In his youth, in Budapest, my husband Oscar had been a sprinter and broad jump athlete with the MAC – Magyar Athletikai Club (see the November 2008 issue of Magyar News Online: “Where Did Those Olympians Come From?”)
The club often hosted international competitions at their Margitsziget athletic fields. At one such, in the 1930’s, Oscar became acquainted with a Japanese pole vaulter named Oe (that was his last name!), although I have no idea how they communicated.

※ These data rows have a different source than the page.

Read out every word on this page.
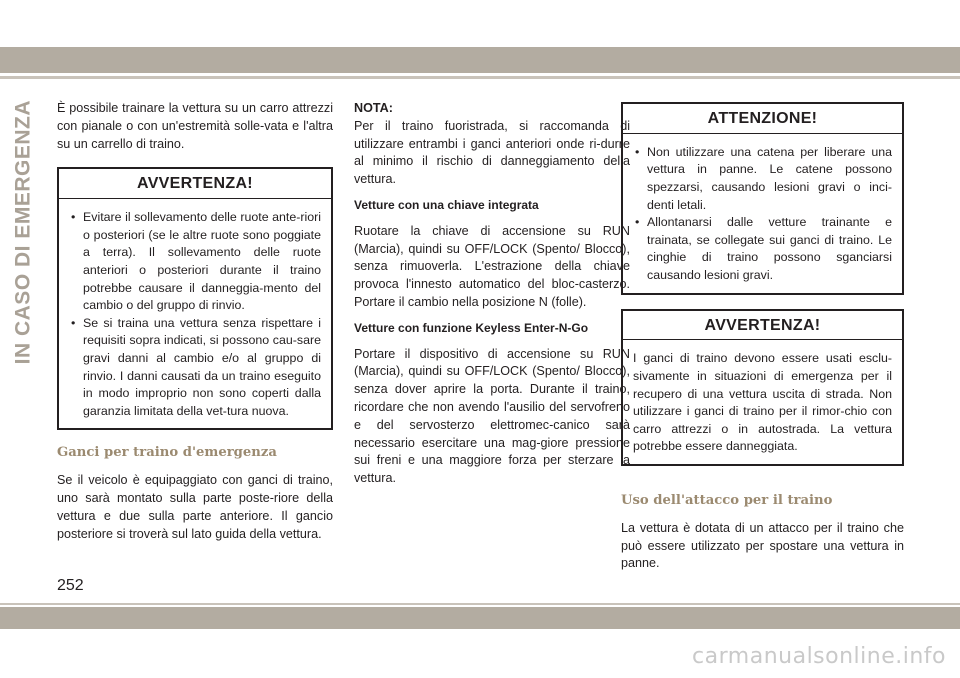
IN CASO DI EMERGENZA È possibile trainare la vettura su un carro attrezzi con pianale o con un'estremità solle-vata e l'altra su un carrello di traino.

AVVERTENZA!
• Evitare il sollevamento delle ruote ante-riori o posteriori (se le altre ruote sono poggiate a terra). Il sollevamento delle ruote anteriori o posteriori durante il traino potrebbe causare il danneggia-mento del cambio o del gruppo di rinvio.
• Se si traina una vettura senza rispettare i requisiti sopra indicati, si possono cau-sare gravi danni al cambio e/o al gruppo di rinvio. I danni causati da un traino eseguito in modo improprio non sono coperti dalla garanzia limitata della vet-tura nuova.
Ganci per traino d'emergenza

Se il veicolo è equipaggiato con ganci di traino, uno sarà montato sulla parte poste-riore della vettura e due sulla parte anteriore. Il gancio posteriore si troverà sul lato guida della vettura.

NOTA:

Per il traino fuoristrada, si raccomanda di utilizzare entrambi i ganci anteriori onde ri-durre al minimo il rischio di danneggiamento della vettura.

Vetture con una chiave integrata

Ruotare la chiave di accensione su RUN (Marcia), quindi su OFF/LOCK (Spento/ Blocco), senza rimuoverla. L'estrazione della chiave provoca l'innesto automatico del bloc-casterzo. Portare il cambio nella posizione N (folle).

Vetture con funzione Keyless Enter-N-Go

Portare il dispositivo di accensione su RUN (Marcia), quindi su OFF/LOCK (Spento/ Blocco), senza dover aprire la porta. Durante il traino, ricordare che non avendo l'ausilio del servofreno e del servosterzo elettromec-canico sarà necessario esercitare una mag-giore pressione sui freni e una maggiore forza per sterzare la vettura.

ATTENZIONE!
• Non utilizzare una catena per liberare una vettura in panne. Le catene possono spezzarsi, causando lesioni gravi o inci-denti letali.
• Allontanarsi dalle vetture trainante e trainata, se collegate sui ganci di traino. Le cinghie di traino possono sganciarsi causando lesioni gravi.
AVVERTENZA!

I ganci di traino devono essere usati esclu-sivamente in situazioni di emergenza per il recupero di una vettura uscita di strada. Non utilizzare i ganci di traino per il rimor-chio con carro attrezzi o in autostrada. La vettura potrebbe essere danneggiata.

Uso dell'attacco per il traino

La vettura è dotata di un attacco per il traino che può essere utilizzato per spostare una vettura in panne.

252
carmanualsonline.info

In time, Oscar eventually emigrated to the US, and worked for PanAm, in ever higher capacities. Among other assignments, he was also an official troubleshooter, and for the successful resolution of some major problem, he would be rewarded with a ticket to the destination of his choice. One time he decided to visit Japan (this was before we had met).
In Japan, he went about seeing the sights. On a ride on the famous bullet train, his seat mate was a Japanese gentleman who spoke English. Oscar mentioned to him that he knew only one person in Japan, an athlete by the name of Oe. To which his seat mate replied with surprise: “He was my next-door neighbor!”
No, the odds don’t really matter, because IT’S A SMALL WORLD!
(Checking the internet, I found that Sueo Oe tied with another Japanese athlete named Shuhei Nishida for the bronze medal in pole vaulting at the Berlin Summer Olympics of 1936. When it was suggested that they compete against each other to decide the winner, they declined. Nishida was arbitrarily awarded the silver medal. On their return to Japan, they had their medals cut in half and spliced together, so each of them had a half silver and half bronze medal. Oe was killed in the Battle of Wake Island in December 1941.
Oscar had a good chance to attend the 1936 Olympics himself, but he tore a tendon setting a broad jumping record, and could no longer compete.)